The award is the latest development in CEA's drive to lead the way in improving work conditions and sustainability. The academy is Disability Confident registered and has joined the Welsh Government's economic contract appraisal and Wales Green Growth Pledge, changing electricity supplier, replacing a car park with bike racks and installing energy-efficient lighting before the pandemic. CEA was also the first UK language school to become a Real Living Wage employer in 2018.

Shoko said: "In ELT we all have a responsibility for diversity and inclusion. We have made it a priority and we can continue to go further still to building a brighter, fairer and more sustainable tomorrow".

"Many UK language schools in the UK are SMEs like us, and to change society, the culture and communities around us, every organisation has to take action. Making things better doesn't mean a burden to the employer or certain employees – people think it must cost more and creates chaos, but I think not. If you properly implement these changes the result is productive, positive, and effective.

"Implementing agile working and improving people processes or organisational culture doesn't necessarily cost a lot of money, but it takes time and focus, and you may need expert guidance.
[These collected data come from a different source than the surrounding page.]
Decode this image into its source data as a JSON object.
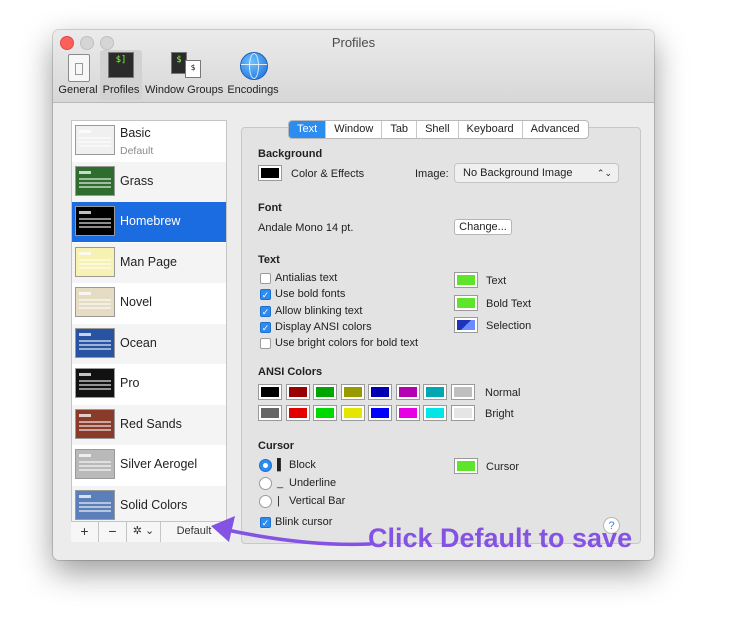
{
  "window": {
    "title": "Profiles"
  },
  "toolbar": [
    {
      "label": "General",
      "icon": "general-icon"
    },
    {
      "label": "Profiles",
      "icon": "profiles-terminal-icon",
      "active": true
    },
    {
      "label": "Window Groups",
      "icon": "window-groups-icon"
    },
    {
      "label": "Encodings",
      "icon": "globe-icon"
    }
  ],
  "profiles": [
    {
      "name": "Basic",
      "sub": "Default",
      "thumb": "#f0f0f0"
    },
    {
      "name": "Grass",
      "thumb": "#2f6d2f"
    },
    {
      "name": "Homebrew",
      "thumb": "#000000",
      "selected": true
    },
    {
      "name": "Man Page",
      "thumb": "#f7f1b2"
    },
    {
      "name": "Novel",
      "thumb": "#e6dcc3"
    },
    {
      "name": "Ocean",
      "thumb": "#2853a3"
    },
    {
      "name": "Pro",
      "thumb": "#111111"
    },
    {
      "name": "Red Sands",
      "thumb": "#8a3a28"
    },
    {
      "name": "Silver Aerogel",
      "thumb": "#b9b9b9"
    },
    {
      "name": "Solid Colors",
      "thumb": "#5b7fb8"
    }
  ],
  "profile_bar": {
    "add": "+",
    "remove": "−",
    "gear": "✲ ⌄",
    "default": "Default"
  },
  "tabs": [
    {
      "label": "Text",
      "active": true
    },
    {
      "label": "Window"
    },
    {
      "label": "Tab"
    },
    {
      "label": "Shell"
    },
    {
      "label": "Keyboard"
    },
    {
      "label": "Advanced"
    }
  ],
  "background": {
    "heading": "Background",
    "color_label": "Color & Effects",
    "color": "#000000",
    "image_label": "Image:",
    "image_value": "No Background Image"
  },
  "font": {
    "heading": "Font",
    "value": "Andale Mono 14 pt.",
    "change": "Change..."
  },
  "text": {
    "heading": "Text",
    "options": [
      {
        "label": "Antialias text",
        "checked": false
      },
      {
        "label": "Use bold fonts",
        "checked": true
      },
      {
        "label": "Allow blinking text",
        "checked": true
      },
      {
        "label": "Display ANSI colors",
        "checked": true
      },
      {
        "label": "Use bright colors for bold text",
        "checked": false
      }
    ],
    "colors": [
      {
        "label": "Text",
        "color": "#5ee52b"
      },
      {
        "label": "Bold Text",
        "color": "#5ee52b"
      },
      {
        "label": "Selection",
        "color": "#1f33b8"
      }
    ]
  },
  "ansi": {
    "heading": "ANSI Colors",
    "normal_label": "Normal",
    "bright_label": "Bright",
    "normal": [
      "#000000",
      "#990000",
      "#00a600",
      "#999900",
      "#0000b2",
      "#b200b2",
      "#00a6b2",
      "#bfbfbf"
    ],
    "bright": [
      "#666666",
      "#e50000",
      "#00d900",
      "#e5e500",
      "#0000ff",
      "#e500e5",
      "#00e5e5",
      "#e5e5e5"
    ]
  },
  "cursor": {
    "heading": "Cursor",
    "options": [
      {
        "glyph": "▌",
        "label": "Block",
        "selected": true
      },
      {
        "glyph": "_",
        "label": "Underline",
        "selected": false
      },
      {
        "glyph": "|",
        "label": "Vertical Bar",
        "selected": false
      }
    ],
    "blink_label": "Blink cursor",
    "blink": true,
    "color_label": "Cursor",
    "color": "#5ee52b"
  },
  "help": "?",
  "annotation": {
    "text": "Click Default to save",
    "color": "#8453e3"
  }
}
I appreciate the support from the Welsh Government during the pandemic which has enabled us to follow this through in a way that might not be open to many English UK colleagues right now.

"I am happy to share, for example, samples of our Service Level Agreements or Team Charter to show how we've done it."

Shoko believes the relationship CEA has built with its staff in the past few years helped it to weather the pandemic.

"One of my philosophies was that if we treat our staff well, they will treat our students and agents really well, so improving their working environment has consistently been a priority. I try my best to be transparent and honest with my staff.

"When the pandemic struck it was a huge shock to us all. Even when we had difficult conversations, the trust we've built prior really helped us to work together and they supported the decisions from Celtic's leadership. That was the biggest reward."